Iraq threatens U.S. with 'suicide attackers'
Iraqi vice president predicts 'a fire in the whole region'
From Stefanie Halasz
BERLIN, Germany (CNN) -- Iraqi Vice President Taha Yassin Ramadan told a German newsmagazine published Saturday that Iraq is prepared to deploy "thousands of suicide attackers" against the United States if Iraq is bombed.
That report came one day after President Bush said a new United Nations Security Council resolution authorizing war would be welcome, but not necessary if Iraq fails to prove it has disarmed itself of weapons of mass destruction. He also said the issue needs to be solved in "weeks, not months."
In an interview published Saturday on the Web site of Der Spiegel, Ramadan was asked how long Iraq would be able "to fight the biggest military machine in the world."
"As long as it takes," he responded, "but why don't you ask the other side how long they will be able to endure. We will be happy when they start their air bombardments against our ground troops. They will meet hard resistance everywhere.
"We don't have long-distance missiles or many bombers, but we will deploy thousands of suicide attackers ... the martyrs," Ramadan said. "... Those are our new weapons and they will not only be deployed within Iraq.
"The Arab people will stand by the people of Iraq in the fight for its independence and freedom. This will be a fire in the whole region."
On Friday, Bush addressed the threat of attacks against the United States after meeting with British Prime Minister Tony Blair.
Bush said the attacks of September 11, 2001 showed that containment of terrorism was not an appropriate policy "because we now recognize that oceans no longer protect us; that we're vulnerable to attack.
"And the worst form of attack could come through somebody acquiring weapons of mass destruction and using them on the American people [or] on our friends in Great Britain."
Bush said U.S. Secretary of State Colin Powell will present evidence to the Security Council on Wednesday that the Iraqi regime has ties to al Qaeda.
"Saddam Hussein would like nothing more than to use a terrorist network to attack and to kill and leave no fingerprints behind," Bush said.
Before the meeting with Bush, Blair told CNN that he supported a second U.N. resolution before launching military action. Bush said he would agree if it would put additional pressure on Iraq.

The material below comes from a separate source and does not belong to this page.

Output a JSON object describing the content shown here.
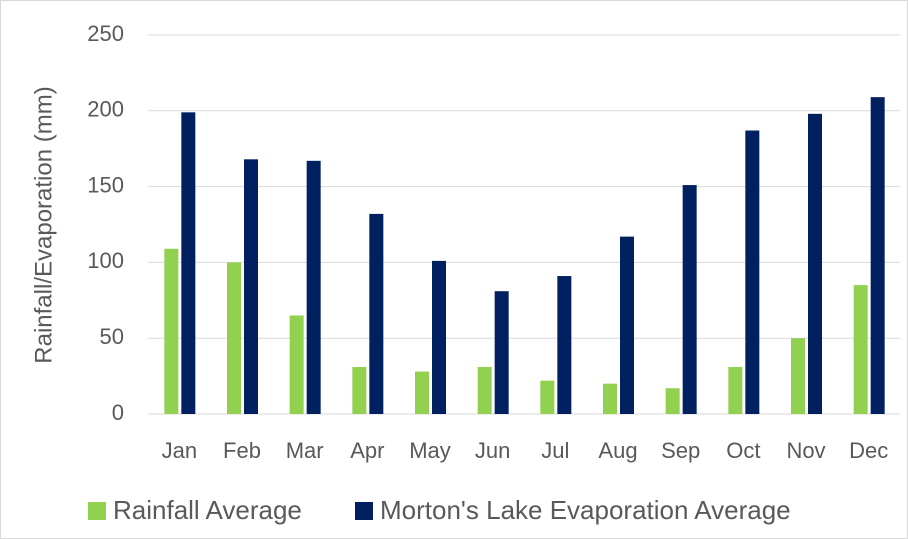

"It would be welcomed if it is yet another signal that we are intent upon disarming Saddam Hussein," Bush said.
The Bush administration is debating how much intelligence from electronic intercepts the secretary of state should disclose Wednesday when he tries to convince the Security Council that Iraq is not complying with disarmament resolutions.
U.S. officials had said previously that Powell was to present such information. The debate centers on how to reveal enough information to make the U.S. case while still protecting methods and sources of intelligence.